Piecewise tape nodes

Piecewise smooth min/max nodes and pointwise differentiability facts under strict branch-selection hypotheses.

noncomputable def Proofs.Autograd.TapeNodes.maxElem {Γ : List Spec.Shape} {s : Spec.Shape} (a b : Idx Γ s) : Node Γ s

Elementwise max node. Differentiable at points where a ≠ b coordinatewise.

noncomputable def Proofs.Autograd.TapeNodes.minElem {Γ : List Spec.Shape} {s : Spec.Shape} (a b : Idx Γ s) : Node Γ s

Elementwise min node. Differentiable at points where a ≠ b coordinatewise.

theorem Proofs.Autograd.TapeNodes.hasFDerivAt_max_of_lt {Γ : List Spec.Shape} {f g : CtxVec Γ → ℝ} {f' g' : CtxVec Γ →L[ℝ] ℝ} {xV : CtxVec Γ} (hf : HasFDerivAt f f' xV) (hg : HasFDerivAt g g' xV) (hfg : f xV > g xV) : HasFDerivAt (fun (x : CtxVec Γ) => max (f x) (g x)) f' xV

Derivative of max at points where the f branch strictly dominates (f xV > g xV).
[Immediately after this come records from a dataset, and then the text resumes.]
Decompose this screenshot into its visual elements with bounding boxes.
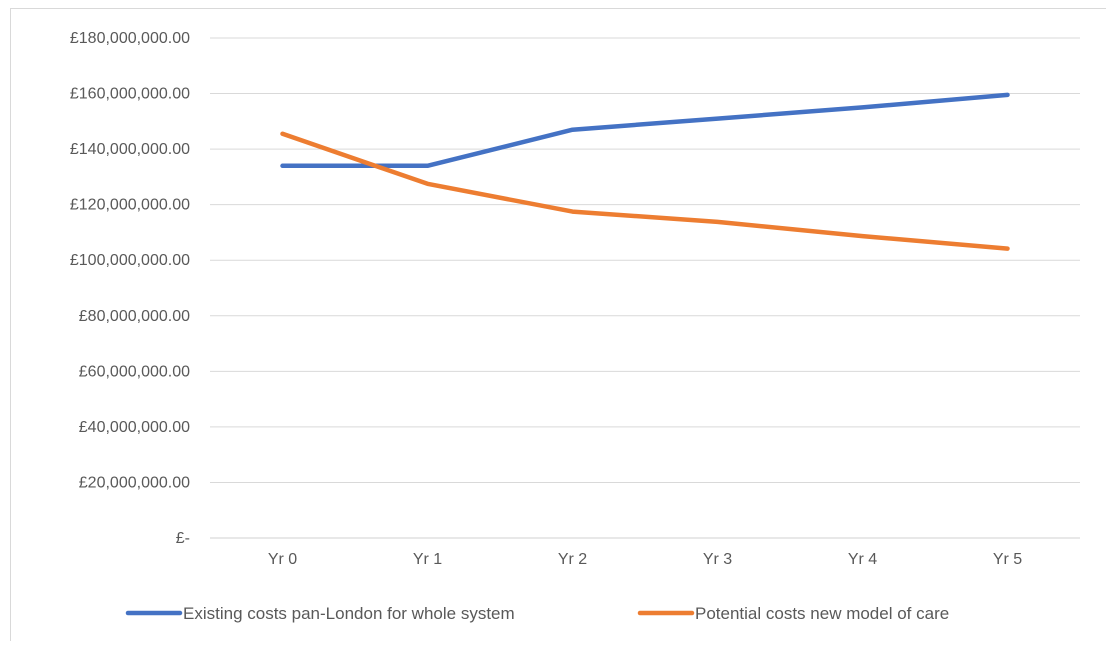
- x-axis-ticks: Yr 0 Yr 1 Yr 2 Yr 3 Yr 4 Yr 5: [268, 551, 1022, 568]
- y-tick-label: £100,000,000.00: [70, 252, 190, 269]
- gridlines: [210, 37, 1080, 539]
- legend-label-1: Existing costs pan-London for whole syst…: [183, 604, 515, 623]
- series-line-2: [280, 131, 1010, 251]
- y-tick-label: £140,000,000.00: [70, 141, 190, 158]
- series-lines: [280, 92, 1010, 251]
- y-tick-label: £40,000,000.00: [79, 419, 190, 436]
- y-tick-label: £180,000,000.00: [70, 30, 190, 47]
- x-tick-label: Yr 1: [413, 551, 442, 568]
- y-tick-label: £-: [176, 530, 190, 547]
- y-tick-label: £120,000,000.00: [70, 197, 190, 214]
- legend: Existing costs pan-London for whole syst…: [125, 604, 949, 623]
- chart-frame: [10, 8, 1106, 641]
- y-tick-label: £20,000,000.00: [79, 474, 190, 491]
- series-line-1: [280, 92, 1010, 169]
- x-tick-label: Yr 2: [558, 551, 587, 568]
- x-tick-label: Yr 0: [268, 551, 297, 568]
- y-axis-ticks: £- £20,000,000.00 £40,000,000.00 £60,000,00…: [70, 30, 190, 547]
- y-tick-label: £60,000,000.00: [79, 363, 190, 380]
- x-tick-label: Yr 4: [848, 551, 877, 568]
- y-tick-label: £80,000,000.00: [79, 308, 190, 325]
- legend-label-2: Potential costs new model of care: [695, 604, 949, 623]
- y-tick-label: £160,000,000.00: [70, 86, 190, 103]
- x-tick-label: Yr 3: [703, 551, 732, 568]
- x-tick-label: Yr 5: [993, 551, 1022, 568]
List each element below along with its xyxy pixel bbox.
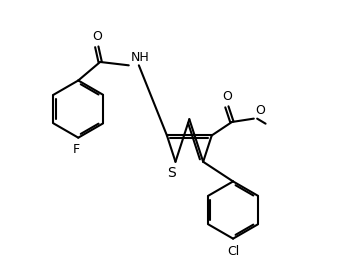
Text: NH: NH (130, 51, 149, 64)
Text: O: O (222, 91, 232, 103)
Text: Cl: Cl (227, 245, 239, 258)
Text: F: F (73, 143, 80, 156)
Text: O: O (92, 30, 102, 44)
Text: O: O (256, 104, 265, 117)
Text: S: S (167, 166, 176, 180)
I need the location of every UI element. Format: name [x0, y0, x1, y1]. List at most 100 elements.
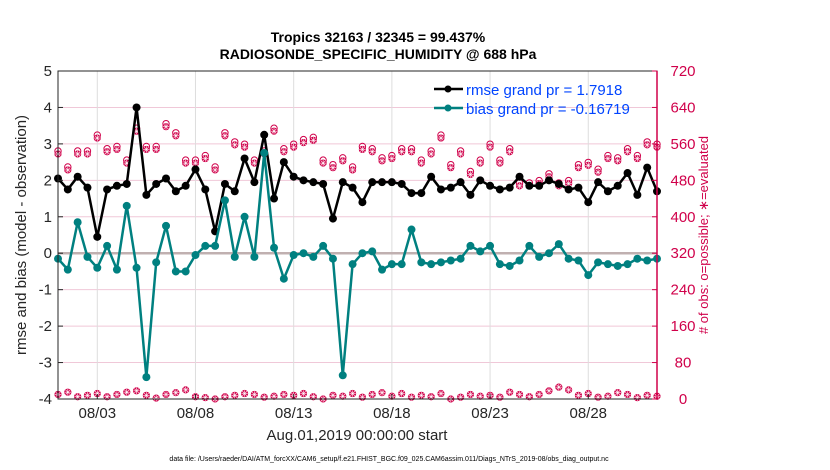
rmse-point [240, 154, 249, 163]
right-tick-label: 240 [670, 282, 695, 299]
obs-evaluated-low-marker [574, 391, 583, 399]
bias-point [230, 252, 239, 261]
obs-marker-spoke [399, 391, 405, 397]
obs-evaluated-low-marker [358, 393, 367, 401]
bias-point [270, 243, 279, 252]
bias-point [476, 247, 485, 256]
obs-evaluated-marker [417, 159, 425, 167]
obs-evaluated-marker [103, 148, 111, 156]
bias-point [348, 260, 357, 269]
bias-point [515, 256, 524, 265]
obs-evaluated-low-marker [545, 387, 553, 395]
obs-marker-spoke [615, 158, 621, 164]
obs-evaluated-marker [93, 134, 101, 142]
bias-point [603, 260, 612, 269]
obs-evaluated-marker [191, 159, 200, 167]
x-tick-label: 08/13 [275, 405, 313, 422]
obs-evaluated-low-marker [368, 390, 376, 399]
obs-evaluated-low-marker [466, 390, 475, 399]
obs-evaluated-marker [457, 150, 465, 158]
rmse-point [603, 187, 612, 196]
obs-evaluated-low-marker [240, 389, 249, 398]
obs-evaluated-marker [83, 150, 92, 158]
rmse-point [309, 178, 318, 187]
obs-marker-spoke [281, 391, 287, 397]
obs-evaluated-marker [211, 166, 219, 174]
obs-marker-spoke [320, 160, 326, 166]
obs-evaluated-low-marker [496, 393, 504, 401]
bias-point [201, 241, 210, 250]
obs-evaluated-low-marker [113, 390, 121, 399]
obs-evaluated-marker [604, 154, 612, 163]
bias-point [643, 256, 652, 265]
bias-point [436, 258, 445, 267]
bias-point [446, 256, 455, 265]
rmse-point [132, 103, 141, 112]
obs-evaluated-marker [643, 141, 651, 149]
bias-point [368, 247, 377, 256]
obs-evaluated-marker [142, 145, 150, 154]
obs-evaluated-marker [250, 159, 258, 167]
obs-evaluated-low-marker [437, 389, 445, 398]
bias-point [456, 254, 465, 263]
rmse-point [397, 179, 406, 188]
obs-marker-spoke [458, 151, 464, 157]
left-tick-label: 3 [44, 136, 52, 153]
obs-evaluated-marker [506, 148, 514, 156]
right-tick-label: 640 [670, 99, 695, 116]
obs-marker-spoke [114, 146, 120, 152]
rmse-point [643, 163, 652, 172]
left-tick-label: 4 [44, 99, 52, 116]
obs-marker-spoke [546, 388, 552, 394]
obs-marker-spoke [575, 392, 581, 398]
rmse-point [574, 183, 583, 192]
obs-marker-spoke [222, 133, 228, 139]
rmse-line [57, 106, 659, 239]
rmse-point [554, 179, 563, 188]
rmse-point [191, 165, 200, 174]
rmse-point [162, 174, 171, 183]
obs-marker-spoke [271, 393, 277, 399]
rmse-point [112, 181, 121, 190]
obs-evaluated-low-marker [299, 389, 308, 398]
rmse-point [407, 189, 416, 198]
bias-point [505, 261, 514, 270]
obs-marker-spoke [644, 392, 650, 398]
bias-point [564, 254, 573, 263]
obs-marker-spoke [634, 156, 640, 162]
obs-evaluated-low-marker [457, 393, 465, 401]
rmse-point [486, 181, 495, 190]
obs-evaluated-marker [74, 150, 82, 158]
bias-point [299, 249, 308, 258]
obs-evaluated-marker [437, 134, 445, 142]
rmse-point [594, 178, 603, 187]
x-tick-label: 08/08 [177, 405, 215, 422]
rmse-point [299, 176, 308, 185]
bias-series [54, 149, 661, 382]
obs-marker-spoke [94, 135, 100, 141]
obs-evaluated-marker [486, 143, 494, 151]
obs-marker-spoke [202, 156, 208, 162]
obs-evaluated-low-marker [172, 389, 180, 397]
bias-point [112, 265, 121, 274]
obs-evaluated-marker [348, 166, 357, 174]
obs-marker-spoke [477, 160, 483, 166]
bias-point [122, 201, 131, 210]
obs-marker-spoke [418, 392, 424, 398]
bias-point [525, 241, 534, 250]
rmse-point [103, 185, 112, 194]
obs-marker-spoke [163, 391, 169, 397]
obs-evaluated-marker [633, 154, 641, 163]
obs-marker-spoke [575, 165, 581, 171]
rmse-point [535, 181, 544, 190]
obs-marker-spoke [595, 169, 601, 175]
obs-marker-spoke [124, 160, 130, 166]
x-tick-label: 08/03 [79, 405, 117, 422]
left-tick-label: -2 [39, 318, 52, 335]
bias-point [495, 260, 504, 269]
obs-marker-spoke [104, 149, 110, 155]
obs-evaluated-marker [162, 123, 170, 131]
obs-marker-spoke [605, 393, 611, 399]
rmse-series [54, 103, 661, 241]
rmse-point [525, 181, 534, 190]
theorem Proofs.Autograd.TapeNodes.hasFDerivAt_min_of_lt {Γ : List Spec.Shape} {f g : CtxVec Γ → ℝ} {f' g' : CtxVec Γ →L[ℝ] ℝ} {xV : CtxVec Γ} (hf : HasFDerivAt f f' xV) (hg : HasFDerivAt g g' xV) (hfg : f xV < g xV) : HasFDerivAt (fun (x : CtxVec Γ) => min (f x) (g x)) f' xV

Derivative of min at points where the f branch strictly dominates (f xV < g xV).

noncomputable def Proofs.Autograd.TapeNodes.maxElemFderivAt {Γ : List Spec.Shape} {s : Spec.Shape} (a b : Idx Γ s) (xV : CtxVec Γ) (hneq : ∀ (i : Fin s.size), (CtxVec.get a xV).ofLp i ≠ (CtxVec.get b xV).ofLp i) : NodeFDerivCorrectAt (maxElem a b) xV

Pointwise NodeFDerivCorrectAt for max_elem, assuming there are no ties.

noncomputable def Proofs.Autograd.TapeNodes.minElemFderivAt {Γ : List Spec.Shape} {s : Spec.Shape} (a b : Idx Γ s) (xV : CtxVec Γ) (hneq : ∀ (i : Fin s.size), (CtxVec.get a xV).ofLp i ≠ (CtxVec.get b xV).ofLp i) : NodeFDerivCorrectAt (minElem a b) xV

Pointwise NodeFDerivCorrectAt for min_elem, assuming there are no ties.